Auteur prolifique, Georges Corm était l’héritier du cosmopolitisme levantin et du nationalisme arabe de sa jeunesse. L’économiste et ancien ministre des finances libanais est mort à Beyrouth, le 14 août 2024, à l’âge de 84 ans. « Il nageait à contre-courant dans un pays rongé par le communautarisme. Farouche défenseur de la laïcité, il était aussi un homme de grande intégrité avec un sens de la justice sociale », salue le politologue Karim Emile Bitar.
Né en 1940, à Alexandrie, au sein d’une famille de Syro-Libanais d’Egypte, chrétien maronite, Georges Corm a 8 ans quand survient la Nakba (« catastrophe » en arabe), le déplacement forcé de 700 000 Palestiniens à la création de l’Etat d’Israël, en 1948. Cet événement bouleverse la région et le marque profondément comme le fera, en 1956, l’expédition menée en Egypte par la France, la Grande-Bretagne et Israël après la nationalisation de la Compagnie universelle du canal maritime de Suez.
Il en est d’autant plus révolté qu’il a été, chez les pères jésuites du Caire, imprégné de culture française et de philosophie des Lumières. « L’expédition de Suez a marqué sa grille de lecture, celle des rivalités de puissances et des interférences occidentales au Moyen-Orient », explique M. Bitar. Le discours anti-impérialiste du président Gamal Abdel Nasser le séduit.
« Un père spirituel »
Georges Corm part étudier à l’Institut d’études politiques de Paris, où il obtient un diplôme de finances publiques, en 1961. Il rejoint le Liban pour devenir économiste au ministère du plan, puis expert au ministère des finances. Il obtient en parallèle un doctorat de droit constitutionnel à l’université de Paris. Le général Fouad Chehab dirige alors le pays. Georges Corm s’identifie au « chehabisme » et milite pour ce projet qui vise à construire un Etat fort et refonder la nation libanaise, par une politique dirigiste de réforme et de développement.

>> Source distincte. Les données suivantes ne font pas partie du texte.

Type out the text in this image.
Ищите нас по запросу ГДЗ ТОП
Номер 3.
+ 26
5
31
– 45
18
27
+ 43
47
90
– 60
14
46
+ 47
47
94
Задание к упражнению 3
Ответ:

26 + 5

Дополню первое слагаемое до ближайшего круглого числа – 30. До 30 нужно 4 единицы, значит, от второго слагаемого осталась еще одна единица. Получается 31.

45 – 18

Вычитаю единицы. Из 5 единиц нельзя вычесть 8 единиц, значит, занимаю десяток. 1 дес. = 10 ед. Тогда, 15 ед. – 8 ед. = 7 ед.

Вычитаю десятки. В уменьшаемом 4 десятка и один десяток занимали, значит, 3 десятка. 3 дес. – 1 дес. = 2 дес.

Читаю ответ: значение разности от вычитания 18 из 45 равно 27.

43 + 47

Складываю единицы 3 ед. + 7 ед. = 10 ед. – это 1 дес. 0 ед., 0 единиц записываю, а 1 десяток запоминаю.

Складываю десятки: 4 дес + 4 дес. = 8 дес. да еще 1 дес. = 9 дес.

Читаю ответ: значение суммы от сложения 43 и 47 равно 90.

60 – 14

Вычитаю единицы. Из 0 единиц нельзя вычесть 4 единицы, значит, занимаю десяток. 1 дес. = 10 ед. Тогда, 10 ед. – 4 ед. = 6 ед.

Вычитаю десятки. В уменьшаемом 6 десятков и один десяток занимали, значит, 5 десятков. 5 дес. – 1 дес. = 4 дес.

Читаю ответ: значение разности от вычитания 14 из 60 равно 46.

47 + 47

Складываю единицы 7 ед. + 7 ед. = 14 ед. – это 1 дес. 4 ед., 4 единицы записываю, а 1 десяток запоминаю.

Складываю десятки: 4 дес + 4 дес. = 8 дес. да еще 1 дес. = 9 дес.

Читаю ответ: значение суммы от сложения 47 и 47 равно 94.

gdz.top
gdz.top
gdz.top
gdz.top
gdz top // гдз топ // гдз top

Quelques années plus tard, il portera une même admiration au président Houari Boumediene et verra en l’Algérie « une seconde patrie ». Il travaille alors dans le secteur bancaire, avant de devenir consultant pour des institutions internationales. Installé à Paris pendant la guerre civile au Liban (1975-1990), Georges Corm « a servi de repère pour des jeunes Libanais qui ont émigré. Il est devenu un père spirituel pour toute une jeunesse désorientée », se souvient l’économiste et ancien ministre du travail libanais Charbel Nahas.
Il critique les politiques financières mises en place, au sortir de la guerre, par le premier ministre Rafic Hariri pour reconstruire le Liban, qui vont jeter les bases de son effondrement. L’occasion lui est donnée d’agir sous le gouvernement de Sélim Hoss (1998-2000) comme ministre des finances. « Il était pour une approche réformiste progressive, avec une prise de risque modérée. Avec le retour de M. Hariri, il a été éliminé de la scène politique et la mécanique a été prolongée pour vingt ans de plus et les pertes ont été multipliées par dix », regrette M. Nahas.